In terms of scope, Australia and South Korea head the pack with 67% and 66%, respectively, conducting awareness training with every member of their organisation. Singapore (54%) and Japan (44%) fall below the global average of 56%.
Training should absolutely be tailored and targeted at those most at risk. However, with cybercriminals always on the lookout for new ways into your organisation, it's vital that everyone, at all levels, is taught how to stop them in their tracks.
Building a people-centric defence
While the threat landscape shares many similarities across the world, this year's State of the Phish Report makes clear that each country faces specific challenges within it.
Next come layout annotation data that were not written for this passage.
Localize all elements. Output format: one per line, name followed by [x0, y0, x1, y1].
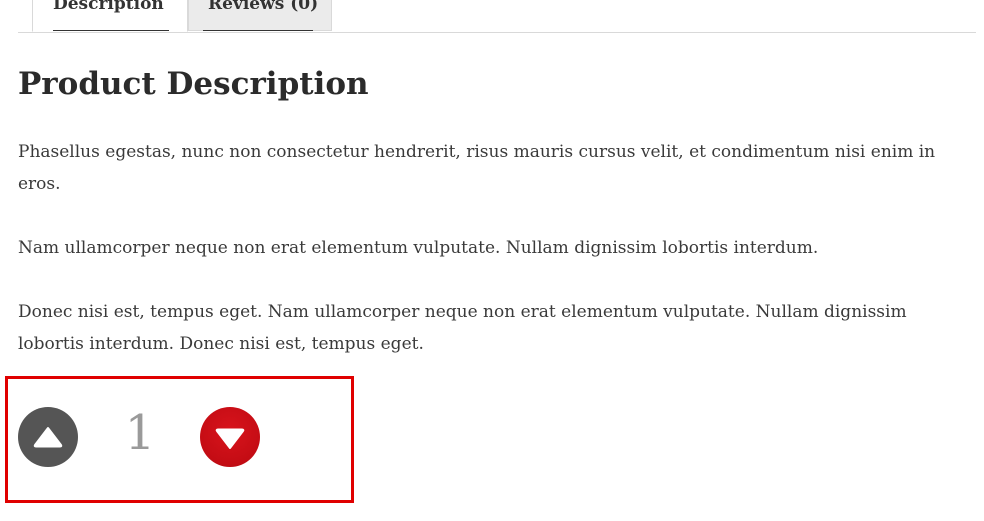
vote-up-button[interactable] — [18, 407, 78, 467]
vote-count: 1 — [124, 405, 156, 461]
vote-down-button[interactable] — [200, 407, 260, 467]
tab-description-label: Description — [53, 0, 164, 14]
description-paragraph: Donec nisi est, tempus eget. Nam ullamco… — [18, 302, 907, 354]
triangle-up-icon — [33, 427, 63, 448]
tab-reviews-label: Reviews (0) — [208, 0, 319, 14]
tab-description[interactable]: Description — [32, 0, 188, 32]
page-title: Product Description — [18, 66, 369, 102]
description-paragraph: Nam ullamcorper neque non erat elementum… — [18, 238, 819, 258]
tab-reviews[interactable]: Reviews (0) — [188, 0, 332, 31]
tab-reviews-underline — [203, 30, 313, 31]
triangle-down-icon — [215, 428, 245, 449]
description-paragraph: Phasellus egestas, nunc non consectetur … — [18, 142, 936, 194]
product-tabs: Description Reviews (0) — [18, 0, 976, 33]
tab-description-underline — [53, 30, 169, 31]
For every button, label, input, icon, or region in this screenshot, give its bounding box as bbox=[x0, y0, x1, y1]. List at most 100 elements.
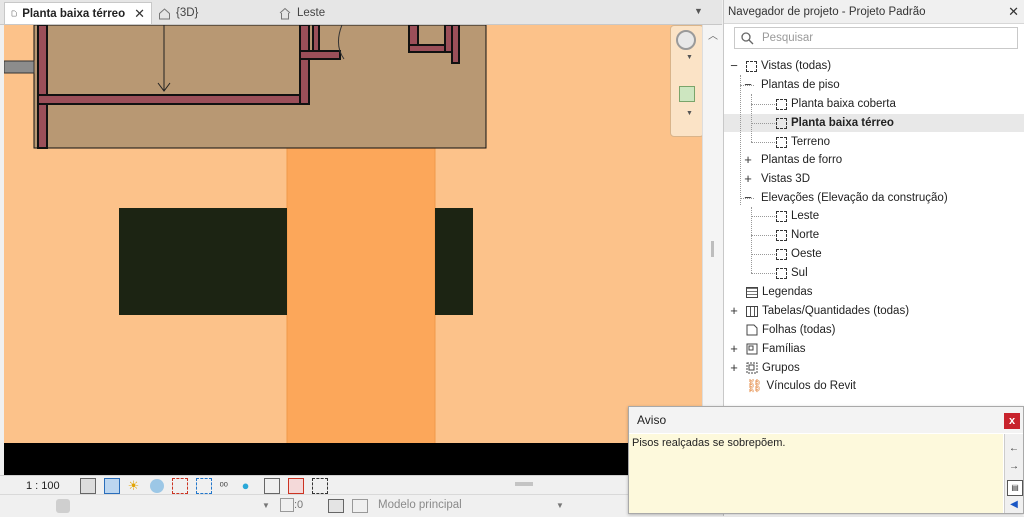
tab-leste[interactable]: Leste bbox=[272, 2, 352, 24]
steering-wheel-icon[interactable] bbox=[676, 30, 696, 50]
tree-view-oeste[interactable]: Oeste bbox=[776, 245, 822, 263]
sheet-icon bbox=[746, 324, 758, 336]
active-option-icon[interactable] bbox=[352, 499, 368, 513]
black-band bbox=[4, 443, 702, 475]
tree-view-sul[interactable]: Sul bbox=[776, 264, 808, 282]
warning-title-bar: Aviso x bbox=[629, 407, 1023, 433]
nav-dropdown-icon[interactable]: ▼ bbox=[686, 54, 693, 61]
tree-groups[interactable]: Grupos bbox=[746, 359, 800, 377]
drawing-viewport[interactable]: ▼ ▼ bbox=[4, 25, 702, 475]
tree-view-terreno[interactable]: Terreno bbox=[776, 133, 830, 151]
tree-view-leste[interactable]: Leste bbox=[776, 207, 819, 225]
expand-icon[interactable]: + bbox=[743, 170, 753, 188]
tree-label: Planta baixa coberta bbox=[791, 98, 896, 110]
tree-label: Folhas (todas) bbox=[762, 324, 836, 336]
tree-label: Norte bbox=[791, 229, 820, 241]
expand-icon[interactable]: + bbox=[743, 151, 753, 169]
view-icon bbox=[776, 229, 787, 241]
tree-view-norte[interactable]: Norte bbox=[776, 226, 819, 244]
tree-view-planta-baixa-coberta[interactable]: Planta baixa coberta bbox=[776, 95, 896, 113]
tree-label: Planta baixa térreo bbox=[791, 117, 894, 129]
show-crop-icon[interactable] bbox=[195, 477, 212, 494]
show-more-info-icon[interactable]: ▤ bbox=[1007, 480, 1023, 496]
crop-view-icon[interactable] bbox=[171, 477, 188, 494]
tree-schedules[interactable]: Tabelas/Quantidades (todas) bbox=[746, 302, 909, 320]
expand-icon[interactable]: + bbox=[729, 302, 739, 320]
tree-label: Grupos bbox=[762, 362, 800, 374]
floor-plan-drawing bbox=[4, 25, 702, 475]
scroll-thumb[interactable] bbox=[711, 241, 714, 257]
warning-message-area: Pisos realçadas se sobrepõem. bbox=[629, 434, 1003, 513]
shadows-icon[interactable] bbox=[149, 478, 164, 493]
tree-label: Famílias bbox=[762, 343, 806, 355]
floor-plan-icon bbox=[11, 10, 17, 17]
model-dropdown-icon[interactable]: ▼ bbox=[556, 501, 564, 510]
project-browser-header: Navegador de projeto - Projeto Padrão ✕ bbox=[724, 0, 1024, 24]
close-browser-icon[interactable]: ✕ bbox=[1008, 4, 1019, 20]
tree-3d-views[interactable]: Vistas 3D bbox=[761, 170, 810, 188]
zoom-region-icon[interactable] bbox=[679, 86, 695, 102]
tree-label: Vistas 3D bbox=[761, 173, 811, 185]
tree-label: Elevações (Elevação da construção) bbox=[761, 192, 948, 204]
tree-view-planta-baixa-terreo[interactable]: Planta baixa térreo bbox=[776, 114, 894, 132]
navigation-bar: ▼ ▼ bbox=[670, 25, 702, 137]
tree-sheets[interactable]: Folhas (todas) bbox=[746, 321, 836, 339]
model-select[interactable]: Modelo principal bbox=[378, 499, 462, 511]
collapse-icon[interactable]: − bbox=[743, 189, 753, 207]
warning-close-button[interactable]: x bbox=[1004, 413, 1020, 429]
tree-revit-links[interactable]: ⛓ Vínculos do Revit bbox=[746, 377, 856, 395]
search-input[interactable] bbox=[760, 31, 1004, 45]
collapse-icon[interactable]: − bbox=[743, 76, 753, 94]
close-tab-icon[interactable]: ✕ bbox=[134, 6, 145, 22]
project-browser-title: Navegador de projeto - Projeto Padrão bbox=[728, 5, 926, 18]
view-icon bbox=[776, 210, 787, 222]
scroll-up-icon[interactable]: ︿ bbox=[708, 27, 718, 42]
tree-views-all[interactable]: Vistas (todas) bbox=[746, 57, 831, 75]
tab-overflow-icon[interactable]: ▼ bbox=[694, 6, 703, 16]
previous-warning-icon[interactable]: ← bbox=[1007, 442, 1021, 456]
detail-level-icon[interactable] bbox=[79, 477, 96, 494]
expand-warning-icon[interactable]: ◀ bbox=[1007, 498, 1021, 512]
tree-label: Plantas de piso bbox=[761, 79, 840, 91]
search-box[interactable] bbox=[734, 27, 1018, 49]
visual-style-icon[interactable] bbox=[103, 477, 120, 494]
tree-label: Sul bbox=[791, 267, 808, 279]
view-icon bbox=[776, 248, 787, 260]
workset-value: :0 bbox=[294, 499, 304, 511]
workset-icon[interactable] bbox=[56, 499, 70, 513]
expand-icon[interactable]: + bbox=[729, 340, 739, 358]
reveal-hidden-icon[interactable]: ● bbox=[242, 478, 256, 493]
tree-label: Vínculos do Revit bbox=[766, 380, 857, 392]
scale-value[interactable]: 1 : 100 bbox=[26, 480, 60, 492]
temporary-hide-icon[interactable]: ᵒᵒ bbox=[220, 479, 234, 493]
tab-planta-baixa-terreo[interactable]: Planta baixa térreo ✕ bbox=[4, 2, 152, 24]
worksharing-icon[interactable] bbox=[263, 477, 280, 494]
workset-dropdown-icon[interactable]: ▼ bbox=[262, 501, 270, 510]
tree-elevations[interactable]: Elevações (Elevação da construção) bbox=[761, 189, 948, 207]
tree-label: Terreno bbox=[791, 136, 830, 148]
view-icon bbox=[776, 267, 787, 279]
view-tab-bar: Planta baixa térreo ✕ {3D} Leste ▼ bbox=[0, 0, 722, 25]
tab-3d[interactable]: {3D} bbox=[152, 2, 252, 24]
warning-message: Pisos realçadas se sobrepõem. bbox=[632, 437, 786, 449]
constraints-icon[interactable] bbox=[311, 477, 328, 494]
sun-path-icon[interactable]: ☀ bbox=[128, 478, 142, 493]
tree-families[interactable]: Famílias bbox=[746, 340, 805, 358]
editable-only-icon[interactable] bbox=[280, 498, 294, 512]
collapse-icon[interactable]: − bbox=[729, 57, 739, 75]
expand-icon[interactable]: + bbox=[729, 359, 739, 377]
wall-stub bbox=[4, 60, 35, 74]
analytical-model-icon[interactable] bbox=[287, 477, 304, 494]
search-icon bbox=[741, 31, 754, 44]
tree-ceiling-plans[interactable]: Plantas de forro bbox=[761, 151, 842, 169]
tab-label: Leste bbox=[297, 7, 326, 19]
design-options-icon[interactable] bbox=[328, 499, 344, 513]
next-warning-icon[interactable]: → bbox=[1007, 460, 1021, 474]
dark-block-left bbox=[119, 208, 287, 315]
horizontal-scroll-thumb[interactable] bbox=[515, 482, 533, 486]
zoom-dropdown-icon[interactable]: ▼ bbox=[686, 110, 693, 117]
tree-floor-plans[interactable]: Plantas de piso bbox=[761, 76, 840, 94]
view-control-bar: 1 : 100 ☀ ᵒᵒ ● bbox=[0, 475, 722, 495]
tree-legends[interactable]: Legendas bbox=[746, 283, 813, 301]
legend-icon bbox=[746, 286, 758, 298]
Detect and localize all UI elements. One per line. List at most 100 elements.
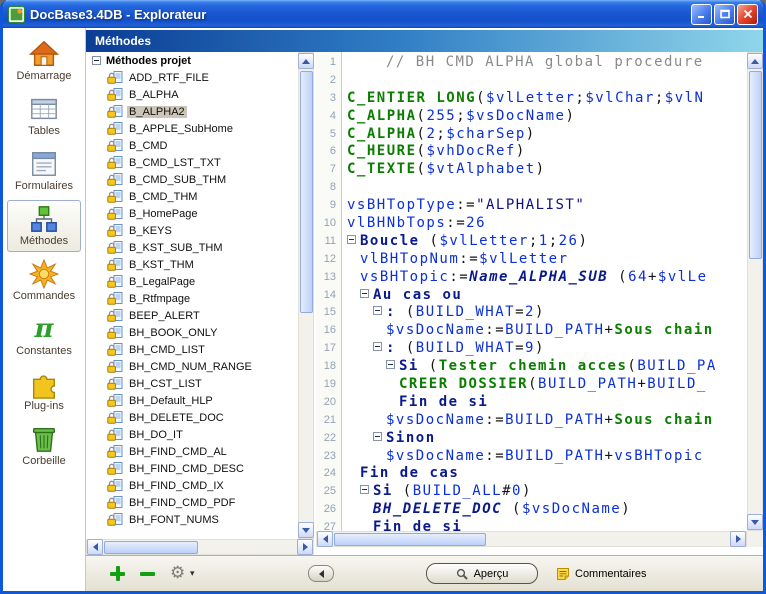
- minimize-button[interactable]: [691, 4, 712, 25]
- tree-item[interactable]: BH_CMD_NUM_RANGE: [86, 358, 298, 375]
- arrow-left-icon: [319, 570, 324, 578]
- sidebar-item-demarrage[interactable]: Démarrage: [7, 35, 81, 87]
- tree-item[interactable]: BH_CMD_LIST: [86, 341, 298, 358]
- tree-item[interactable]: B_APPLE_SubHome: [86, 120, 298, 137]
- method-lock-icon: [107, 258, 123, 271]
- editor-vertical-scrollbar[interactable]: [747, 52, 763, 531]
- scroll-left-arrow[interactable]: [317, 531, 333, 547]
- scroll-up-arrow[interactable]: [747, 53, 763, 69]
- options-button[interactable]: ⚙: [170, 563, 185, 583]
- tree-item-label: BH_FONT_NUMS: [127, 514, 221, 526]
- method-lock-icon: [107, 479, 123, 492]
- tree-item[interactable]: BH_Default_HLP: [86, 392, 298, 409]
- sidebar-item-corbeille[interactable]: Corbeille: [7, 420, 81, 472]
- tree-item[interactable]: BEEP_ALERT: [86, 307, 298, 324]
- tree-item-label: BH_CMD_LIST: [127, 344, 207, 356]
- scrollbar-thumb[interactable]: [300, 71, 313, 313]
- tree-item[interactable]: BH_BOOK_ONLY: [86, 324, 298, 341]
- scroll-down-arrow[interactable]: [298, 522, 314, 538]
- tree-item[interactable]: B_KST_THM: [86, 256, 298, 273]
- line-number: 4: [316, 108, 341, 126]
- magnifier-icon: [456, 568, 468, 580]
- scroll-right-arrow[interactable]: [730, 531, 746, 547]
- code-line: Si (Tester chemin acces(BUILD_PA: [343, 358, 747, 376]
- code-editor[interactable]: 1234567891011121314151617181920212223242…: [316, 52, 763, 547]
- tree-item[interactable]: BH_FONT_NUMS: [86, 511, 298, 528]
- tree-item[interactable]: B_ALPHA2: [86, 103, 298, 120]
- editor-horizontal-scrollbar[interactable]: [316, 531, 747, 547]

Challenges arise for several reasons, be it cultural differences, language barriers or propensity to conduct companywide training.
The only way to protect people and defend data in such a nuanced environment is to develop a cyber strategy tailored to real-life threats and user risk. This starts by determining who in your organisation is most exposed to attack, whether due to access privileges, job role or poor security awareness.
From here, you can put protections in place where they are needed most. As well as tools and technological barriers, this tailored defence must include regular, comprehensive security training in context with the threats of the day.
The more your users know about the attacks they face, how they will encounter them and their role in defending against them, the better placed they are to protect your organisation. The result is an ingrained workplace security culture – where best practice becomes the norm rather than an aim.